There are also the true artists and aesthetes with a sense of purpose deeper than the glittery show. They are the core of this Jamesian novel, that reveals how people actually perceive their lives and the incongruous mismatch between them of perceptions. Even between spouses, who believe they know each other, there are gulfs between shared realities. Like the prow of a ship visible at the water line, the feelings underneath have unfathomable depths.

This art world is no satire of poseurs and Machiavellian dealers pushing inflated prices. Instead of capitalizing on affectation and snobbery, though she has fun with cliches, Bialosky, a poet, excavates beneath caricatures for the throbbing soul of perception. Compassion's laced with humor as she describes how subjective perceptions of artists clash and collude with the calculation of the art world professionals. This is well described by the narrator and hero of THE PRIZE, who combines the intuitive perception of the true aesthete with business acumen.

Edward follows his hunches, whatever the cost. His ambition is less about making money than seeking transcendence.. The son of a scholar of romantic poetry, Edward knows in his bones that truth is beauty. This sensibility is his lodestar, unlike Holly, his earthy wife, who finds sustenance in volunteer work at animal shelters and maintaining their comfy country home. Edward is mystified by her capacity for simple happiness. She cannot see his attraction to the international art scene, the constant travel and superficiality.

This novel cleverly sends up the cliched set-up of "opposites attract,"by showing the primal tragedy both experienced that originally drew them together. In another knowing nod to James, romance in this novel is based on perceived "similarities"  by lovers, who actually have little understanding of their core desires. Edward is too familiar with the psychiatric total the life of an aesthete took on his brilliant father. His world, as a dealer is far less insular. He avoids the toxic introspection, he thinks, but actually he buries grief in the glamour of his world.

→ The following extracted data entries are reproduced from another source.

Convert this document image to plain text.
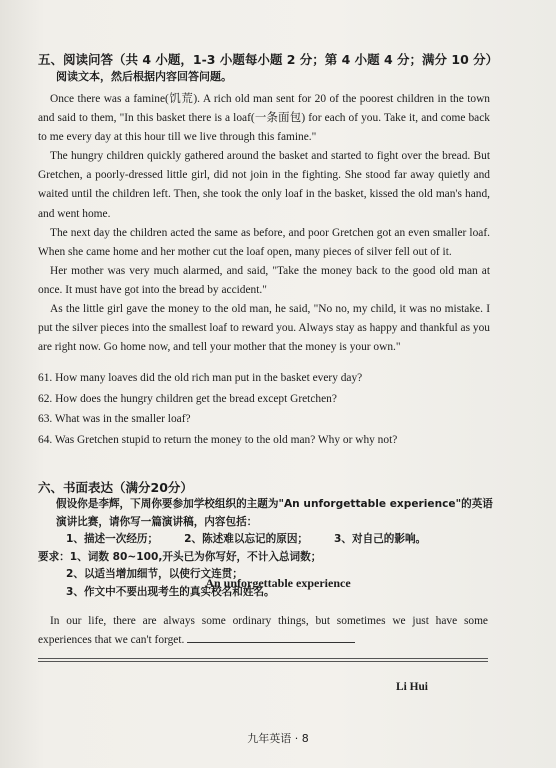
五、阅读问答（共 4 小题，1-3 小题每小题 2 分；第 4 小题 4 分；满分 10 分）
阅读文本，然后根据内容回答问题。

Once there was a famine(饥荒). A rich old man sent for 20 of the poorest children in the town and said to them, "In this basket there is a loaf(一条面包) for each of you. Take it, and come back to me every day at this hour till we live through this famine."

The hungry children quickly gathered around the basket and started to fight over the bread. But Gretchen, a poorly-dressed little girl, did not join in the fighting. She stood far away quietly and waited until the children left. Then, she took the only loaf in the basket, kissed the old man's hand, and went home.

The next day the children acted the same as before, and poor Gretchen got an even smaller loaf. When she came home and her mother cut the loaf open, many pieces of silver fell out of it.

Her mother was very much alarmed, and said, "Take the money back to the good old man at once. It must have got into the bread by accident."

As the little girl gave the money to the old man, he said, "No no, my child, it was no mistake. I put the silver pieces into the smallest loaf to reward you. Always stay as happy and thankful as you are right now. Go home now, and tell your mother that the money is your own."

61. How many loaves did the old rich man put in the basket every day?
62. How does the hungry children get the bread except Gretchen?
63. What was in the smaller loaf?
64. Was Gretchen stupid to return the money to the old man? Why or why not?
六、书面表达（满分20分）
假设你是李辉，下周你要参加学校组织的主题为"An unforgettable experience"的英语演讲比赛，请你写一篇演讲稿，内容包括：
1、描述一次经历； 2、陈述难以忘记的原因； 3、对自己的影响。
要求：1、词数 80~100,开头已为你写好，不计入总词数；
2、以适当增加细节，以使行文连贯；
3、作文中不要出现考生的真实校名和姓名。
An unforgettable experience

In our life, there are always some ordinary things, but sometimes we just have some experiences that we can't forget.

Li Hui
九年英语 · 8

And he has justly earned the reputation of a solid figure in the art world. An aesthete with a poet's sensibility, he consistently delivers the gold. When he perceives intangible truth shining through--a sense of the eternal--he knows he's in the presence of true art. His life is built on such discoveries, like the beautiful high strung artist, who mixes 9-11 imagery with history tinged portraits. Now the major artist of the gallery he partners, he is patient, promoting her well despite her often impossible demands.

Though Edward's life is exactly what he wanted it to be, he finds himself adrift in his 40's. In lesser hands his not atypical crisis--finding his ideals are less than real, wanting to know what is of substance before he loses--would be too familiar. Here, passion makes you fear for his fate. Though Edward recognizes he likes to make a deal, and find a transcendent moment and make it salable, he's painfully vulnerable.

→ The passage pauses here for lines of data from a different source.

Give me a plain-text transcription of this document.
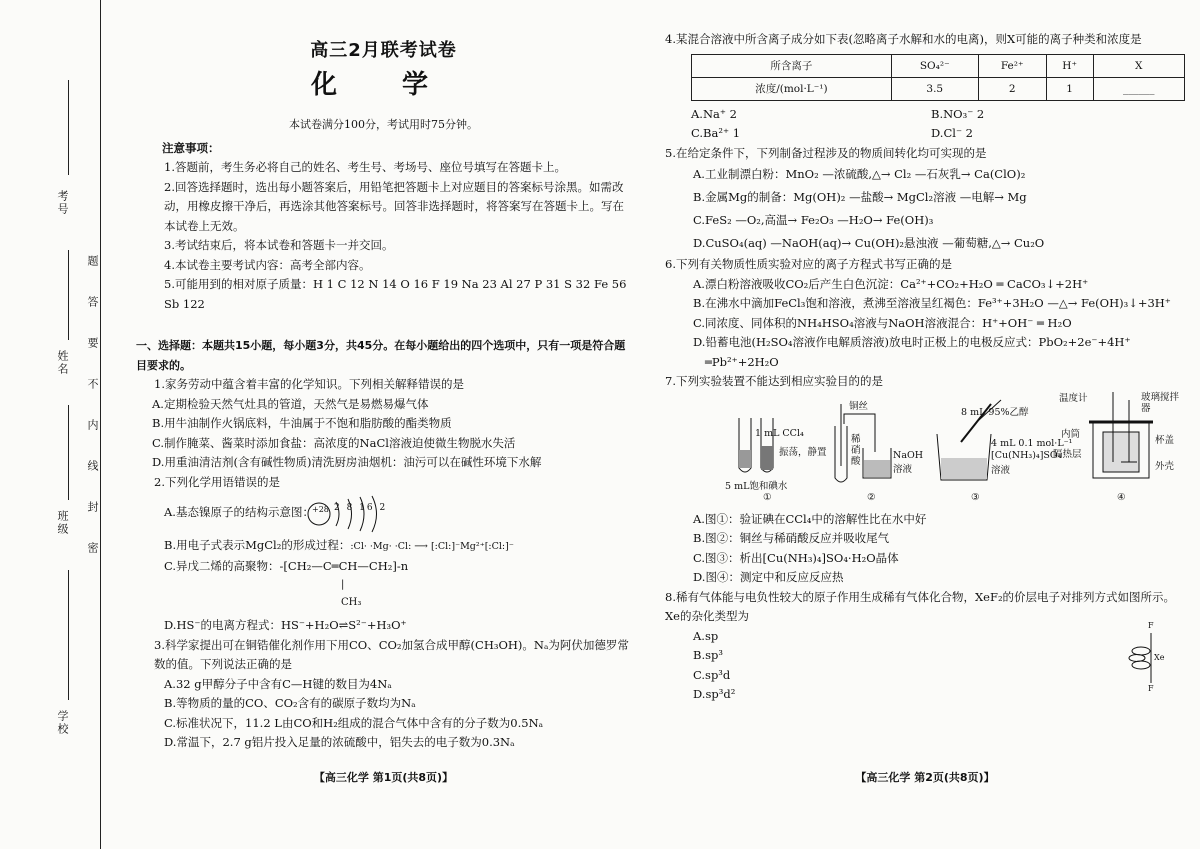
题答要不内线封密
考号
姓名
班级
学校
高三2月联考试卷
化 学

本试卷满分100分，考试用时75分钟。

注意事项：

1.答题前，考生务必将自己的姓名、考生号、考场号、座位号填写在答题卡上。

2.回答选择题时，选出每小题答案后，用铅笔把答题卡上对应题目的答案标号涂黑。如需改动，用橡皮擦干净后，再选涂其他答案标号。回答非选择题时，将答案写在答题卡上。写在本试卷上无效。

3.考试结束后，将本试卷和答题卡一并交回。

4.本试卷主要考试内容：高考全部内容。

5.可能用到的相对原子质量：H 1 C 12 N 14 O 16 F 19 Na 23 Al 27 P 31 S 32 Fe 56 Sb 122

一、选择题：本题共15小题，每小题3分，共45分。在每小题给出的四个选项中，只有一项是符合题目要求的。

1.家务劳动中蕴含着丰富的化学知识。下列相关解释错误的是

A.定期检验天然气灶具的管道，天然气是易燃易爆气体

B.用牛油制作火锅底料，牛油属于不饱和脂肪酸的酯类物质

C.制作腌菜、酱菜时添加食盐：高浓度的NaCl溶液迫使微生物脱水失活

D.用重油清洁剂(含有碱性物质)清洗厨房油烟机：油污可以在碱性环境下水解

2.下列化学用语错误的是

A.基态镍原子的结构示意图：
+28 2 8 16 2

B.用电子式表示MgCl₂的形成过程：:Cl· ·Mg· ·Cl: ⟶ [:Cl:]⁻Mg²⁺[:Cl:]⁻

C.异戊二烯的高聚物：-[CH₂—C═CH—CH₂]-n

|
CH₃

D.HS⁻的电离方程式：HS⁻+H₂O⇌S²⁻+H₃O⁺

3.科学家提出可在铜锆催化剂作用下用CO、CO₂加氢合成甲醇(CH₃OH)。Nₐ为阿伏加德罗常数的值。下列说法正确的是

A.32 g甲醇分子中含有C—H键的数目为4Nₐ

B.等物质的量的CO、CO₂含有的碳原子数均为Nₐ

C.标准状况下，11.2 L由CO和H₂组成的混合气体中含有的分子数为0.5Nₐ

D.常温下，2.7 g铝片投入足量的浓硫酸中，铝失去的电子数为0.3Nₐ

【高三化学 第1页(共8页)】

4.某混合溶液中所含离子成分如下表(忽略离子水解和水的电离)，则X可能的离子种类和浓度是

所含离子	SO₄²⁻	Fe²⁺	H⁺	X
浓度/(mol·L⁻¹)	3.5	2	1	______

A.Na⁺ 2	B.NO₃⁻ 2

C.Ba²⁺ 1	D.Cl⁻ 2

5.在给定条件下，下列制备过程涉及的物质间转化均可实现的是

A.工业制漂白粉：MnO₂ —浓硫酸,△→ Cl₂ —石灰乳→ Ca(ClO)₂

B.金属Mg的制备：Mg(OH)₂ —盐酸→ MgCl₂溶液 —电解→ Mg

C.FeS₂ —O₂,高温→ Fe₂O₃ —H₂O→ Fe(OH)₃

D.CuSO₄(aq) —NaOH(aq)→ Cu(OH)₂悬浊液 —葡萄糖,△→ Cu₂O

6.下列有关物质性质实验对应的离子方程式书写正确的是

A.漂白粉溶液吸收CO₂后产生白色沉淀：Ca²⁺+CO₂+H₂O ═ CaCO₃↓+2H⁺

B.在沸水中滴加FeCl₃饱和溶液，煮沸至溶液呈红褐色：Fe³⁺+3H₂O —△→ Fe(OH)₃↓+3H⁺

C.同浓度、同体积的NH₄HSO₄溶液与NaOH溶液混合：H⁺+OH⁻ ═ H₂O

D.铅蓄电池(H₂SO₄溶液作电解质溶液)放电时正极上的电极反应式：PbO₂+2e⁻+4H⁺

═Pb²⁺+2H₂O

7.下列实验装置不能达到相应实验目的的是

1 mL CCl₄
振荡，静置
5 mL饱和碘水
①
铜丝
稀硝酸
NaOH溶液
②
8 mL 95%乙醇
4 mL 0.1 mol·L⁻¹
[Cu(NH₃)₄]SO₄
溶液
③
温度计	玻璃搅拌器
内筒
杯盖
隔热层
外壳
④

A.图①：验证碘在CCl₄中的溶解性比在水中好

B.图②：铜丝与稀硝酸反应并吸收尾气

C.图③：析出[Cu(NH₃)₄]SO₄·H₂O晶体

D.图④：测定中和反应反应热

8.稀有气体能与电负性较大的原子作用生成稀有气体化合物，XeF₂的价层电子对排列方式如图所示。Xe的杂化类型为

A.sp

B.sp³

C.sp³d

D.sp³d²

F
Xe
F
【高三化学 第2页(共8页)】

Among the changing people in his art scene, he meets his "soulmate", a haunted sculptor with a sensibility he thinks not unlike his own. Keats' Odes begin a seduction less about his object than the need to throw aside the pedestrian and seize the perfection eluding him,  Edward the truth seeker becomes a liar. His betrayal is mirrored throughout the facets of his carefully ordered life.

Then, as artists jockey for the validation of a major prize, Edward is driven to a precipice, where he must discover what life is worth living. This novel is understated yet the way it's written is beautiful, clever and often surprising. James might read it without disdain.